Divestments. The sale of Hyatt Place Chicago Itasca was completed on 8 July 2022, and the sale of the four Hyatt Place hotels is estimated to be completed in 3Q22. We understand that the manager is looking to redeploy the proceeds into better performing assets or acquire new properties in time. We believe ARAHT will continue to optimise its portfolio and divest more of its non-core assets that have been underperforming. These are some of the potential divestment targets, in our view:
Cost of debt. We note that the 81% of debt hedged to fixed rates mostly run till 2024. Hence, there will likely be no significant increase in interest rates in the next year or two. While there may be impact from rising rates on the unhedged portion of the company’s debt, the impact is substantially mitigated. There are no refinancing requirements for the remainder of FY22 and FY23.
Biggest deterrent to travel.
We believe that the biggest headwind to travel demand is the feeling of fear, which could stem from physical, economic, etc. risks. Travel demand plunged during the Global Financial Crisis (GFC) in 2007-2009 on fears of a recession and job losses, and during the COVID-19 pandemic on fears of contracting the virus. Hence, we use the VIX Index, which is an estimate of the expected volatility of the S&P 500 Index, or more commonly known as Wall Street’s “fear gauge”, as a proxy. Observing a strong negative correlation of 0.60 between the VIX Index and ARAHT’s share price, we see that one of the worst dislocations for the hospitality industry is the fear factor. With the VIX Index currently hovering at much lower levels compared to 2008 levels, we believe that travel demand going forward will not be curtailed on recessionary fears, given a healthier macroeconomy with lower unemployment rates and higher savings levels.

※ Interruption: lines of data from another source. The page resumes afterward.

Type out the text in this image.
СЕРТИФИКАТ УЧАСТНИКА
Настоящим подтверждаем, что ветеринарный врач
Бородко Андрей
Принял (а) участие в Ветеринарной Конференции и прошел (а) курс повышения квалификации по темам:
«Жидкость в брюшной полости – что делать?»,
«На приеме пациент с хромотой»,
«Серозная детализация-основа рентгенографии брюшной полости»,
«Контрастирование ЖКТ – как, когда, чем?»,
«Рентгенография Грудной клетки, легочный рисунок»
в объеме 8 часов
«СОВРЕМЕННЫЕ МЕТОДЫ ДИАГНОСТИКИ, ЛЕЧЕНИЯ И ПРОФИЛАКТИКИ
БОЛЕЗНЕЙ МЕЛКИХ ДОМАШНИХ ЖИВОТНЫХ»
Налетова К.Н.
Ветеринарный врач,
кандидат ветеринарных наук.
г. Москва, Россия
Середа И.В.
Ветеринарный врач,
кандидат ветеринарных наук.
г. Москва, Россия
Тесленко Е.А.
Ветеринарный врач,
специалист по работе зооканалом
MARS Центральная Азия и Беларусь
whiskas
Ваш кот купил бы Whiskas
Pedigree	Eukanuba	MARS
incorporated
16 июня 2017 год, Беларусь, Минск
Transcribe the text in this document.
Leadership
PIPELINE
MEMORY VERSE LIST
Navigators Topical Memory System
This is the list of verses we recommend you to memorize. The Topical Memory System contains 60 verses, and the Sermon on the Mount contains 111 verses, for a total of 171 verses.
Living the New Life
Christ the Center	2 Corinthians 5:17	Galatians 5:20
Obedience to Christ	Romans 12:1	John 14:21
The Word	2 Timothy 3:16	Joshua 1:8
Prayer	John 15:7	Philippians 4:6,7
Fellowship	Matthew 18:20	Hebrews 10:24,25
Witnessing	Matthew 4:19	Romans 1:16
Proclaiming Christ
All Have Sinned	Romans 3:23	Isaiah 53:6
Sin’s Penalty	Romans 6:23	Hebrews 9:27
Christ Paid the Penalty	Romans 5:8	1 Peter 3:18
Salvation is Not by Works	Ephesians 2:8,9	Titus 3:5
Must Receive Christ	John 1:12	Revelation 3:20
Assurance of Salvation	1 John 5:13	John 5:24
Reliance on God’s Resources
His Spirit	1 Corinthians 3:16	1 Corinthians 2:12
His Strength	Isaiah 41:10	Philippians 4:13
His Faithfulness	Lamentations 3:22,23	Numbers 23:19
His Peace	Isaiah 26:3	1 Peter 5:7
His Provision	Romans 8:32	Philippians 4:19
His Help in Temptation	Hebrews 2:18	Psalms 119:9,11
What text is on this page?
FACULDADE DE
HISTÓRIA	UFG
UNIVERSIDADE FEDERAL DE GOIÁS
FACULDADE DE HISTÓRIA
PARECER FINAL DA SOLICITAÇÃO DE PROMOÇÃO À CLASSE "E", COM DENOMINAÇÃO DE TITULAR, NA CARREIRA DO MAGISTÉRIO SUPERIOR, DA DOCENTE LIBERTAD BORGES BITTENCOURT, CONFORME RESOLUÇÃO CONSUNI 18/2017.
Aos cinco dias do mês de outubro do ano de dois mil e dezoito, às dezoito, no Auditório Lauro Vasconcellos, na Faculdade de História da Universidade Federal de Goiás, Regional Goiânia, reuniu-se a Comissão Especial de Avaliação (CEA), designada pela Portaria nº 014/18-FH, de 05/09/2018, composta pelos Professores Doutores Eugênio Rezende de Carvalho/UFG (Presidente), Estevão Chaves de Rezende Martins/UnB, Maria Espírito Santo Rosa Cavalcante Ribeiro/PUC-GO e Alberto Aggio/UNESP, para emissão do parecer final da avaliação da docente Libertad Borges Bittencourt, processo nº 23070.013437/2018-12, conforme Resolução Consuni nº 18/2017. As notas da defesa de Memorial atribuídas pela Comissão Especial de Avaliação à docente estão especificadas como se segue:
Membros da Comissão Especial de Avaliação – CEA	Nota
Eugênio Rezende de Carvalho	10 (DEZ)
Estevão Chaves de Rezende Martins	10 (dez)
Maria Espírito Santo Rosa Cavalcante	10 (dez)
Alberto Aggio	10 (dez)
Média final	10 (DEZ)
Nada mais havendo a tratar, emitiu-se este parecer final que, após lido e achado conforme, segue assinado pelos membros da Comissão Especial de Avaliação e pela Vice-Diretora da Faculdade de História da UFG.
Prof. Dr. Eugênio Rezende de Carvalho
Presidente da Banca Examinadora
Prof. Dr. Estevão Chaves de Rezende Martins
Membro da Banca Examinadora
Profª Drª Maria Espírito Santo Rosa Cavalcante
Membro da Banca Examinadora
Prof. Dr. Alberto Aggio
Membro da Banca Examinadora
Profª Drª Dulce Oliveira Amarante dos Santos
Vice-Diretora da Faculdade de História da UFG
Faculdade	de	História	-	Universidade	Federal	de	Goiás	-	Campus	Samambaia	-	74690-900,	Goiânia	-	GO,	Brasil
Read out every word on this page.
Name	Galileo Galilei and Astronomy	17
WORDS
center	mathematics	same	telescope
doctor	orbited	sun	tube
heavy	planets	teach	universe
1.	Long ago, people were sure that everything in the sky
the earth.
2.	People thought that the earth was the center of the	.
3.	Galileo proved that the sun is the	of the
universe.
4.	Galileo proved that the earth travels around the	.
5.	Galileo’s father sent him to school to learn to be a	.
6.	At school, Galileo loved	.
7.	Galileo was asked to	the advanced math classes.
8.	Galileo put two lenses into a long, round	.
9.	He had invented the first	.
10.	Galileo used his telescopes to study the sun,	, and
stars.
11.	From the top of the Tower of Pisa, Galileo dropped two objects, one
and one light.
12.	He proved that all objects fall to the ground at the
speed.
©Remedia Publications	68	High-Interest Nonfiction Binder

Lower FY22F/23F NPI slightly to US$46.9m/US$56.1m to factor in the divestment of the five Hyatt Place hotels that had been underperforming.
Cut FY22F distributable income estimate to US$19.3m (prev: US$26.7m) to factor in higher capital expenditure. We note that capex for the hospitality industry is perpetual due to the nature of the business, and we understand from the manager that the higher capex amount in FY22 was due to a deferment from the COVID-19 period. Nonetheless, we still expect a yield of 7.1% for FY22F and jumping to 12.1% in FY23F at current share price.
Maintain BUY and unchanged TP of US$0.70. We remain optimistic about the recovery trajectory on the back of travel demand momentum and positive operating leverage, and we expect 2H22 performance to be better than in 1H22.